Nesta quinta-feira, vai ocorrer uma reunião do Formato da Normandia [Alemanha, França, Rússia e Ucrânia], em nível de altos assessores, para tentar tirar o cumprimento dos acordos de Minsk do impasse, causado pela recusa de Kiev de honrar o que assinou. É a segunda reunião em uma semana.
Ocorreu, ainda, em Berlim, uma reunião do “Triângulo de Weimar”, que congrega Alemanha, França e Polônia, com Macron, o primeiro-ministro alemão Scholz e o presidente polonês, Andrzej Duda, cuja tônica também foi assegurar a paz na Europa.
Na próxima semana, Scholz irá a Moscou e Kiev.
No encontro Macron-Putin, o chefe de Estado francês disse só querer “enfatizar que hoje, em um momento que tem sérias implicações para a segurança e a paz coletiva de nossos países, pudemos discutir vários aspectos e entender as diferenças de interpretação, a divergência de pontos de vista, mas também encontramos uma semelhança de posições”. Isso permite avançar para “soluções práticas e concretas”.
Putin – que exige amplas garantias de segurança da Otan e dos Estados Unidos – disse que Moscou “faria tudo para encontrar consensos que satisfaçam a todos”. Ele reconheceu que várias propostas apresentadas por Macron podem “formar uma base para novas medidas” para aliviar a crise na Ucrânia.
Acordos de Minsk
Macron sublinhou que Putin e Zelensky confirmaram a disponibilidade para cumprir os Protocolos de Minsk. “Esta é a única forma de alcançar uma paz duradoura.

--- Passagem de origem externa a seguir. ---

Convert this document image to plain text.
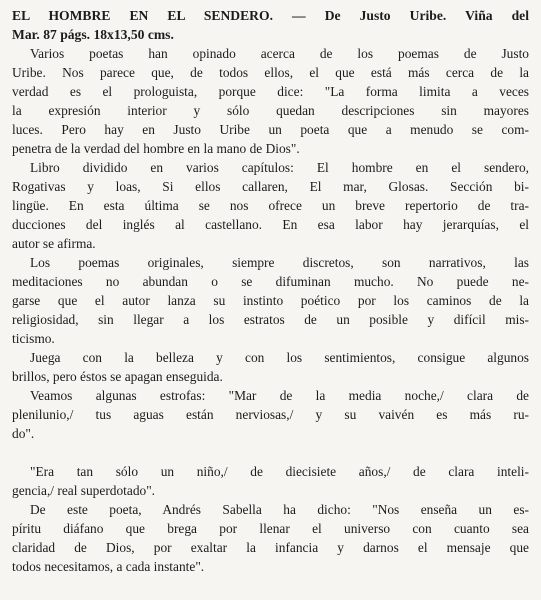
EL HOMBRE EN EL SENDERO. — De Justo Uribe. Viña del
Mar. 87 págs. 18x13,50 cms.
Varios poetas han opinado acerca de los poemas de Justo
Uribe. Nos parece que, de todos ellos, el que está más cerca de la
verdad es el prologuista, porque dice: "La forma limita a veces
la expresión interior y sólo quedan descripciones sin mayores
luces. Pero hay en Justo Uribe un poeta que a menudo se com-
penetra de la verdad del hombre en la mano de Dios".
Libro dividido en varios capítulos: El hombre en el sendero,
Rogativas y loas, Si ellos callaren, El mar, Glosas. Sección bi-
lingüe. En esta última se nos ofrece un breve repertorio de tra-
ducciones del inglés al castellano. En esa labor hay jerarquías, el
autor se afirma.
Los poemas originales, siempre discretos, son narrativos, las
meditaciones no abundan o se difuminan mucho. No puede ne-
garse que el autor lanza su instinto poético por los caminos de la
religiosidad, sin llegar a los estratos de un posible y difícil mis-
ticismo.
Juega con la belleza y con los sentimientos, consigue algunos
brillos, pero éstos se apagan enseguida.
Veamos algunas estrofas: "Mar de la media noche,/ clara de
plenilunio,/ tus aguas están nerviosas,/ y su vaivén es más ru-
do".
"Era tan sólo un niño,/ de diecisiete años,/ de clara inteli-
gencia,/ real superdotado".
De este poeta, Andrés Sabella ha dicho: "Nos enseña un es-
píritu diáfano que brega por llenar el universo con cuanto sea
claridad de Dios, por exaltar la infancia y darnos el mensaje que
todos necesitamos, a cada instante".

Os acordos de Minsk conseguiram parar o derramamento de sangue”.
Putin alertou na coletiva que “as atuais autoridades em Kiev estabeleceram um caminho para desmantelar os acordos de Minsk. Não há mudanças em questões fundamentais como reforma constitucional, anistia, eleições locais e os aspectos legais de um status especial para o Donbass”.
A conhecida Fórmula Steinmeier, “quando aprovamos certas emendas aos acordos de Minsk e fizemos concessões definitivas, ainda não foi incluída na legislação ucraniana”.
Kiev – acrescentou – “ainda está desconsiderando todas as oportunidades para uma restauração pacífica da integridade territorial do país por meio do diálogo direto com Donetsk e Lugansk”.
Putin também revelou ter chamado a atenção de Macron quanto às “violações generalizadas e sistemáticas” dos direitos humanos na Ucrânia e à perseguição à mídia dissidente e à oposição.
“O que mais me preocupa é que eles estão adotando uma legislação que discrimina os falantes de russo, o que é bastante estranho porque isso não se reflete de forma alguma nas abordagens adotadas pelos países europeus”, assinalou.
Quanto ao Donbass – continuou -, os líderes ucranianos primeiro dizem que implementarão os acordos de Minsk e depois os denunciam e dizem que nunca farão isso porque ‘isso destruiria o estado ucraniano’. “Bem, eles vão, ou não vão? Esta é a questão”.
Putin advertiu que as autoridades ucranianas já fizeram duas tentativas de resolver militarmente o problema do Donbass. “Quando falharam novamente, os acordos de Minsk foram coordenados e endossados por uma resolução do Conselho de Segurança da ONU. Então, eles vão cumprir os acordos ou não? O que devemos pensar? Afinal, eles tentaram duas vezes, e quem pode garantir que não tentarão uma terceira vez?”
Putin buscou esclarecer as propostas russas para a segurança europeia. “Não somos nós que nos aproximamos da Otan, mas a Otan que se aproxima de nós. Portanto, dizer que a Rússia está se comportando de forma agressiva está em desacordo com a lógica. Já nos aproximamos da fronteira de alguém? Não, é a infraestrutura da Otan que chegou perto de nós”.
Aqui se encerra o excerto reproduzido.